Направляясь совсем иным путем, на котором можно рассмотреть идеалистические уклонения психоанализа, мы видим в нем попытку придать актуальным факторам совсем иной статус — не статус лишения или конечного толчка. Дело в том, что в одном мнимом парадоксе объединились два стремления — например, у Юнга: стремление сократить незавершимый курс лечения, обращаясь только к настоящему времени, и стремление продвинуться дальше Эдипа, дальше даже доэдиповых фаз, забраться еще выше, как если бы наиболее актуальное было и самым древним, а самое близкое — самым дальним[121]. Архетипы представляются Юнгом одновременно и в качестве актуальных факторов, которые действительно выходят в переносе за пределы родительских образов, и в качестве архаических, бесконечно более древних факторов, древность которых несопоставима с инфантильными факторами как таковыми. Но выиграно этим ходом ничего не было, поскольку актуальный фактор перестает быть фактором лишения только при условии получения прав Идеала, перестает быть последствием только при условии становления потусторонностью, которая должна мистически обозначаться посредством Эдипа — вместо того, чтобы зависеть от него в порядке анализа. Так что «последствие» необходимым образом вводится в темпоральное различие, как об этом свидетельствует удивительное распределение, предложенное Юнгом: для молодых, проблемы которых в любви и семье, — метод Фрейда! для не таких молодых, проблемы которых в социальной адаптации, — Адлер! а Юнг — для взрослых и старых, проблемы которых — это проблемы Идеала…[122] И мы видели, что общего остается у Фрейда и Юнга, у которых бессознательное всегда меряется мифами (а не производственными единицами), хотя мера выкроена двумя противоположными способами. Но какое значение в конечном счете имеет то, будут ли мораль и религия обнаруживать свой аналитический и регрессивный смысл в Эдипе или Эдип — свой мистический и прогрессивный смысл в морали и религии?

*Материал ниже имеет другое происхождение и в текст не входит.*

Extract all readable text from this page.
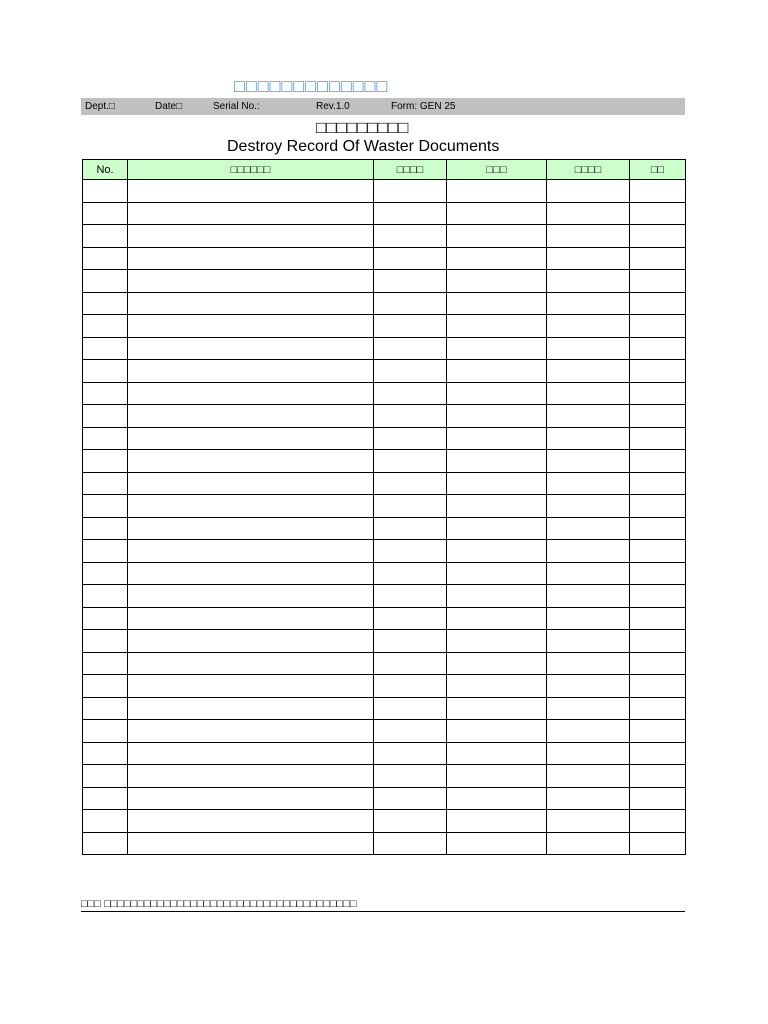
□□□□□□□□□□□□□
Dept.□	Date□	Serial No.:	Rev.1.0	Form: GEN 25
□□□□□□□□□
Destroy Record Of Waster Documents
No.	□□□□□□	□□□□	□□□	□□□□	□□

□□□ □□□□□□□□□□□□□□□□□□□□□□□□□□□□□□□□□□□□□□
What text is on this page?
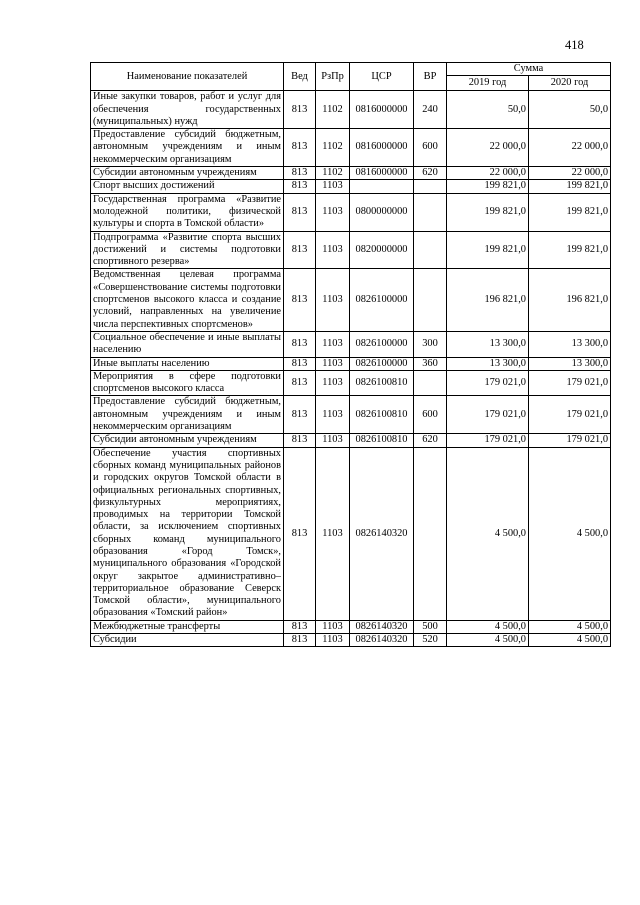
418
Наименование показателей	Вед	РзПр	ЦСР	ВР	Сумма	
					2019 год	2020 год
Иные закупки товаров, работ и услуг для обеспечения государственных (муниципальных) нужд	813	1102	0816000000	240	50,0	50,0
Предоставление субсидий бюджетным, автономным учреждениям и иным некоммерческим организациям	813	1102	0816000000	600	22 000,0	22 000,0
Субсидии автономным учреждениям	813	1102	0816000000	620	22 000,0	22 000,0
Спорт высших достижений	813	1103			199 821,0	199 821,0
Государственная программа «Развитие молодежной политики, физической культуры и спорта в Томской области»	813	1103	0800000000		199 821,0	199 821,0
Подпрограмма «Развитие спорта высших достижений и системы подготовки спортивного резерва»	813	1103	0820000000		199 821,0	199 821,0
Ведомственная целевая программа «Совершенствование системы подготовки спортсменов высокого класса и создание условий, направленных на увеличение числа перспективных спортсменов»	813	1103	0826100000		196 821,0	196 821,0
Социальное обеспечение и иные выплаты населению	813	1103	0826100000	300	13 300,0	13 300,0
Иные выплаты населению	813	1103	0826100000	360	13 300,0	13 300,0
Мероприятия в сфере подготовки спортсменов высокого класса	813	1103	0826100810		179 021,0	179 021,0
Предоставление субсидий бюджетным, автономным учреждениям и иным некоммерческим организациям	813	1103	0826100810	600	179 021,0	179 021,0
Субсидии автономным учреждениям	813	1103	0826100810	620	179 021,0	179 021,0
Обеспечение участия спортивных сборных команд муниципальных районов и городских округов Томской области в официальных региональных спортивных, физкультурных мероприятиях, проводимых на территории Томской области, за исключением спортивных сборных команд муниципального образования «Город Томск», муниципального образования «Городской округ закрытое административно–территориальное образование Северск Томской области», муниципального образования «Томский район»	813	1103	0826140320		4 500,0	4 500,0
Межбюджетные трансферты	813	1103	0826140320	500	4 500,0	4 500,0
Субсидии	813	1103	0826140320	520	4 500,0	4 500,0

Мы утверждаем, что причина расстройства — невроза или психоза — всегда в желающем производстве, в его отношении с общественным производством, в его отличии по режиму или конфликте с этим производством, в тех модусах инвестирования общественного производства, которые реализуются желающим производством. Желающее производство, как входящее в это отношение, этот конфликт и эти модальности, — вот актуальный фактор. Поэтому этот фактор не является ни лишающим чего-то, ни отложенным. Задавая полноту жизни желания, он является современником его самого нежного детства, сопровождая его на каждом шагу. Он не приходит после Эдипа, он ни в чем не предполагает ни эдипову организацию, ни даже доэдипову предорганизацию. Напротив, именно Эдип зависит от него — или в качестве стимула произвольного значения, простого индуктора, посредством которого начиная с детства устанавливается неэдипова организация желающего производства, или в качестве следствия вытеснения-подавления, которое общественное воспроизводство через семью навязывает желающему производству. Актуальное называется актуальным вовсе не потому, что оно просто самое недавнее, и не потому, что оно противопоставляется древнему или детскому, а из-за своего отличия от «виртуального». А виртуальным является эдипов комплекс — или потому, что он должен быть актуализирован в невротической формации в качестве производного эффекта актуального фактора, или потому, что он расчленяется и растворяется в психотической формации в качестве прямого эффекта того же самого фактора. Именно в этом смысле идея некоего последствия, последействия, представляется нам последним паралогизмом психоаналитической теории и практики; активное желающее производство в самом своем процессе с самого начала инвестирует систему соматических, общественных и метафизических отношений, которые не следуют за психологическими эдиповыми отношениями, а, напротив, будут прилагаться к эдиповой подсистеме, определенной реакцией, или же исключат ее из поля инвестирования своей деятельности. Неразрешимый, виртуальный, реактивный или реакционный — таков Эдип. Это лишь реакционная формация. Формация, реакционная для желающего производства: великое заблуждение — рассматривать эту формацию саму по себе, абстрактно, независимо от актуального фактора, который с ней сосуществует и на который она реагирует.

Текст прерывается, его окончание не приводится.